I’ve had two abortions in my life, both with the same partner, my now-husband. Sometimes that feels ironic, and strangely lucky at the same time.
I was in grad school. Chris and I had been seeing each other for just three months. I went into the doctor and left with a prescription for antibiotics. I received an unexpected call a few hours later informing me that I was pregnant and not to take the medications they gave me as they cause birth defects. Birth defects? Pregnant? On a voicemail. I was stunned. I’d never been pregnant before. “Oh no,” I remember saying to myself over and over, alone, with my dog.
I immediately called Chris and arranged to see him that evening after he got off of work. He was clueless, talking about random things as if it were an ordinary evening hang-out. I got his attention, and we sat on his bed. I looked him in his eyes and I told him. I was so afraid. I was so in love with him, but our relationship was brand new. I didn’t want to ruin this new beautiful magic we had. I felt to blame. Without a flinch, his eyes filled with love and kindness. He showed me his soul. “Whatever you decide is right, love.” he said. I decided that I was not ready or willing to have a child in the middle of graduate school, without any income, and with someone I’d only known for a few months, regardless of how much I loved him. He agreed fully. We arranged for the abortion, and Chris was with me every step of the way. Moving through that experience with him proved to be the most empowering and validating aspect. He had my back. He believed in my right to choose what would be best for me and for us. It strengthened our relationship in ways I can hardly express. I used the abortive medication and experienced the termination at home, with my love by my side, supporting me. The process was painful, and it took weeks to recover fully. But I felt the right path was taken, and I remain grateful to have had the choice to respond to the unexpected and potentially life-changing situation on our own terms.
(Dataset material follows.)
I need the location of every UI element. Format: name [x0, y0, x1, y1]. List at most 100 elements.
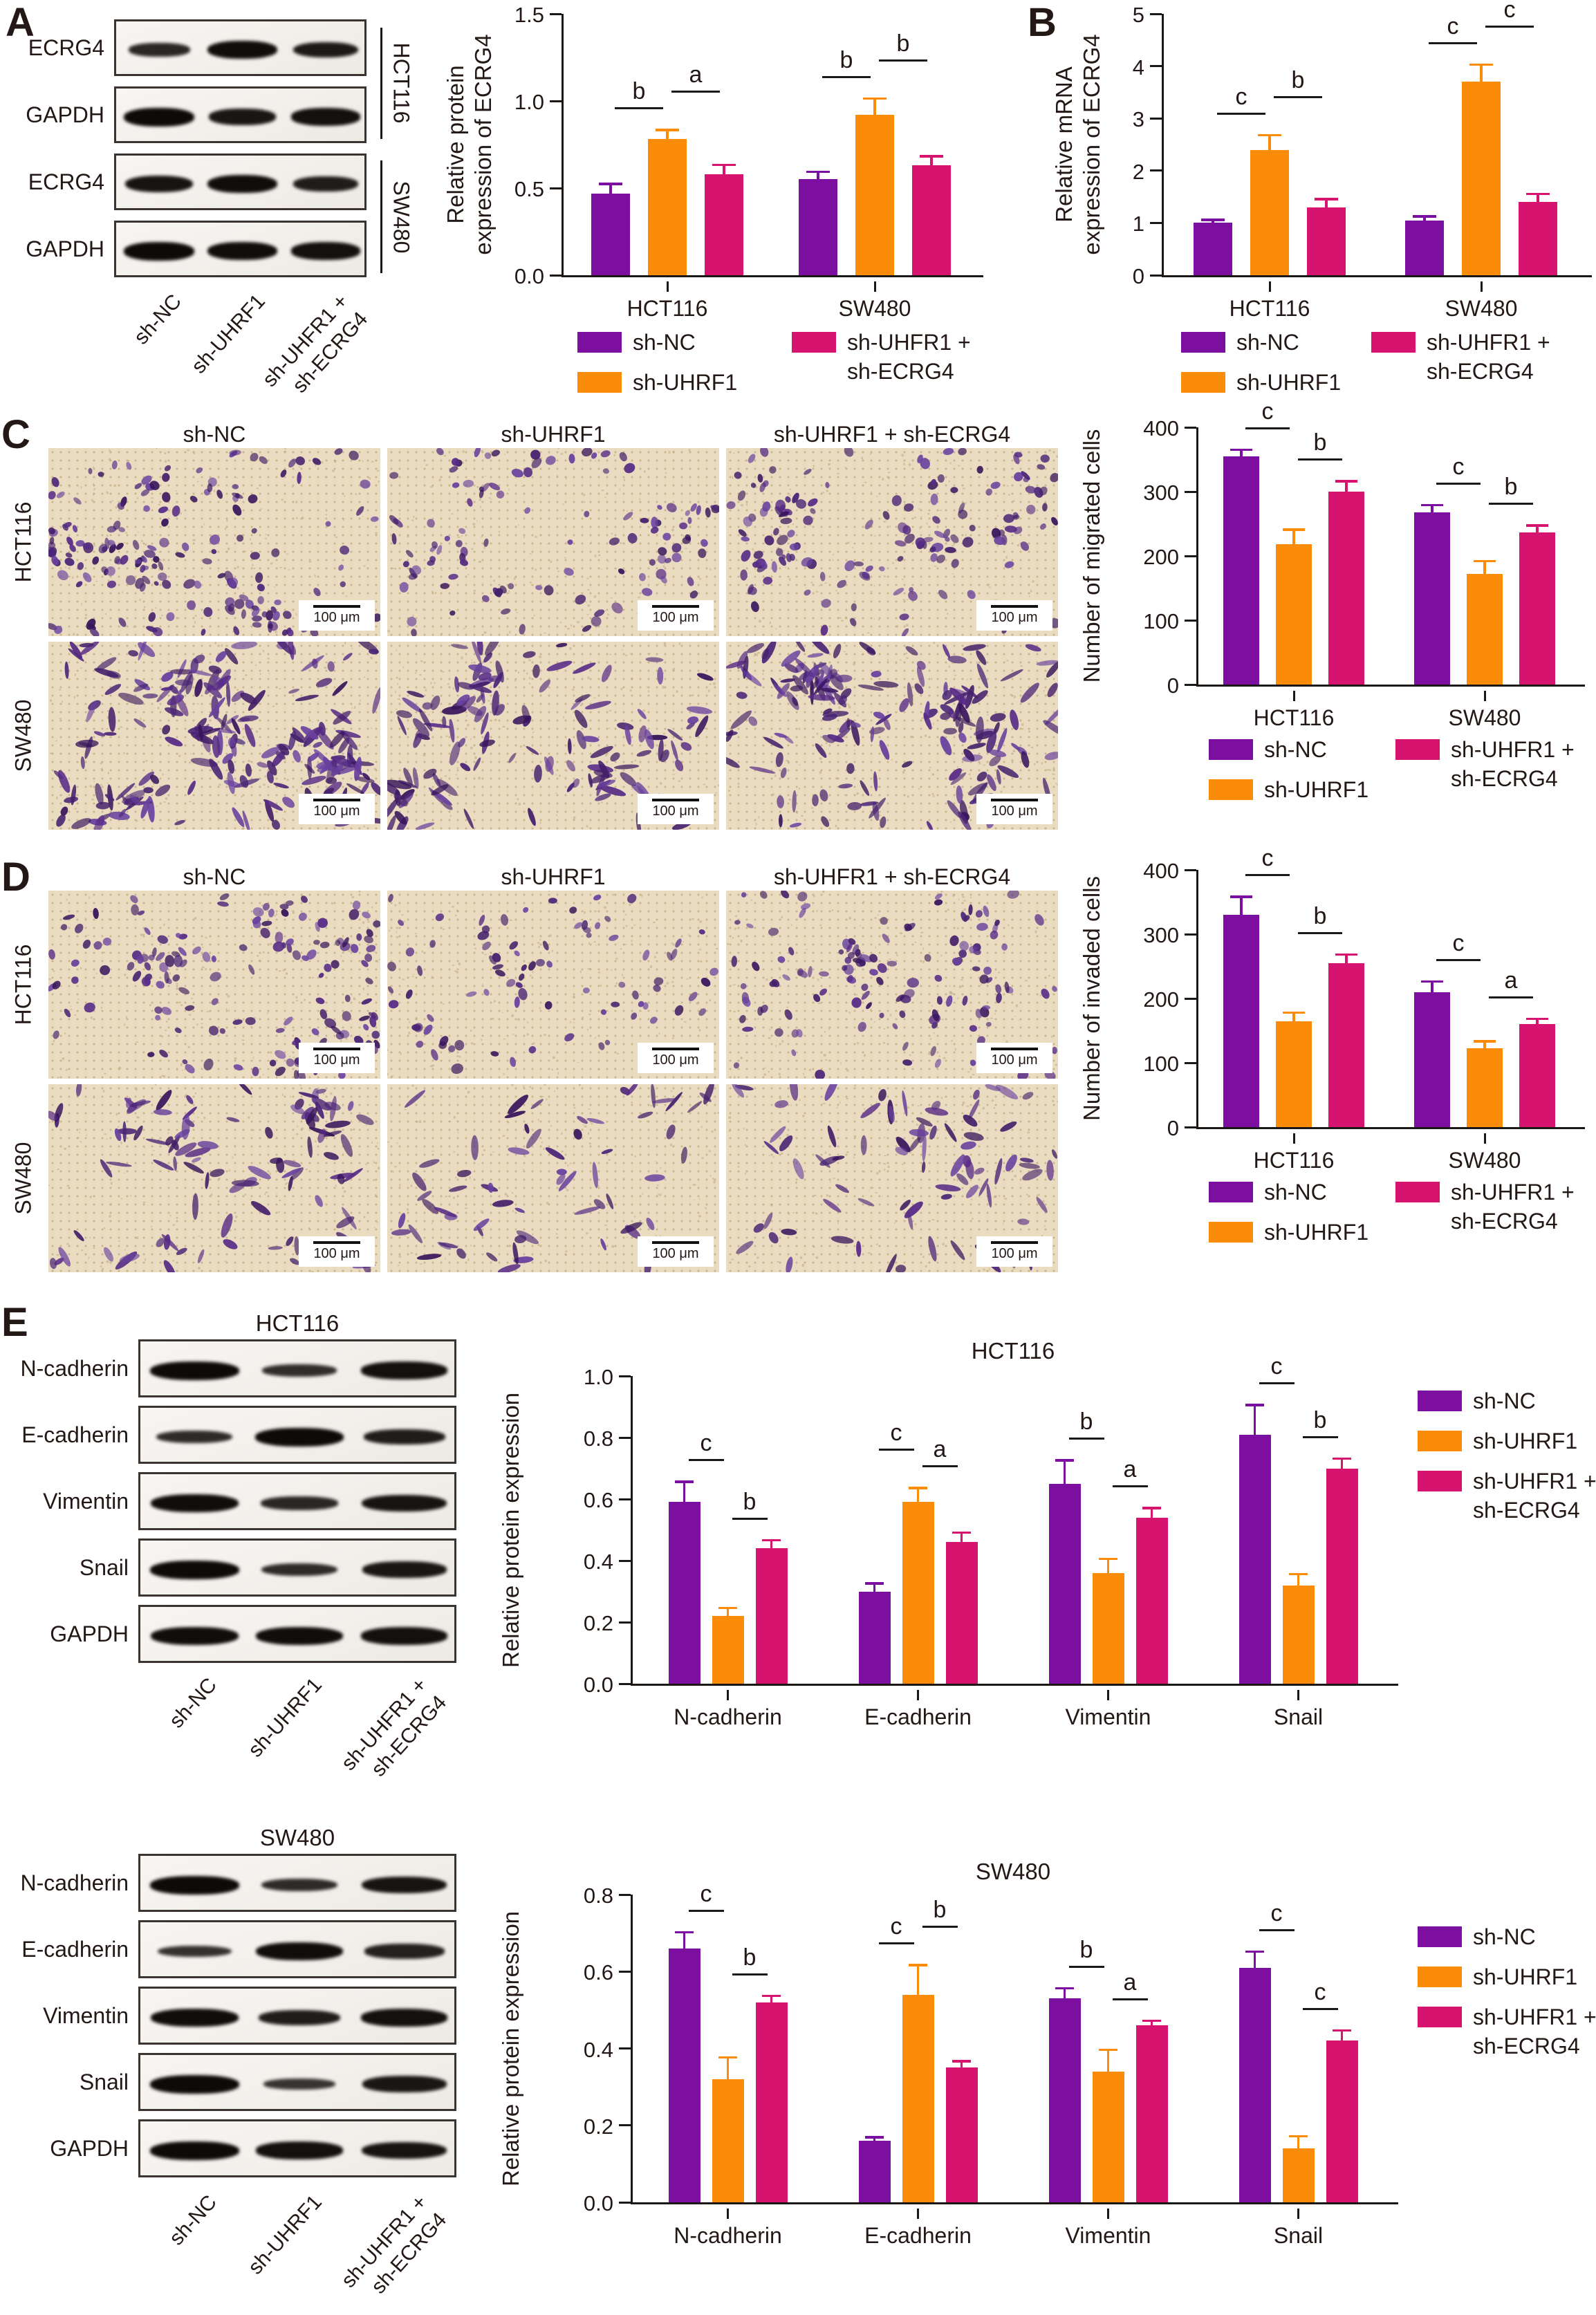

About a year later, I was late, which was very strange. We were not on hormonal contraception, but were being very careful to avoid fertile days and such. But I had been sick, and my cycle had apparently changed. I was pregnant. Neither of us felt ready. This time, the experience was much more frustrating. I elected to have the in-office procedure, and though the staff was compassionate, there was some kind of mix-up and we waited for over 7 excruciating hours for my turn. We were both emotionally exhausted and furious, but relieved all the same.
Spiritually, both experiences were difficult. I hadn’t ever had to make such a sensitive decision before. As much as it empowered me to make the choice that worked for both of us, there was still an experience of loss, of guilt, and shame. My mother and older sister have always been extremely vocal about their views regarding abortion. I felt isolated from family support and understanding. When I told my sister, managing her emotional reaction was quite a task. On the other hand, my grandmother and aunt shared their abortion experiences with me for the first time through this process, and our relationship deepened. Abortion for me was experienced very much as a victory and a loss, as complex, as life-affirming and a loss of life, as empowering and vulnerable. Perhaps I’m not the only one to experience these seemingly dichotomous emotions. And yet, I know in my deepest heart that I made the right choice, and that all is well.
Now, both Chris and I are pursuing higher degrees. I’m in a doctoral program, and Chris is in an MBA program. When Chris and I do choose to have kids, it will be on purpose and when we decide it is right. Not a moment before. And that’s empowering.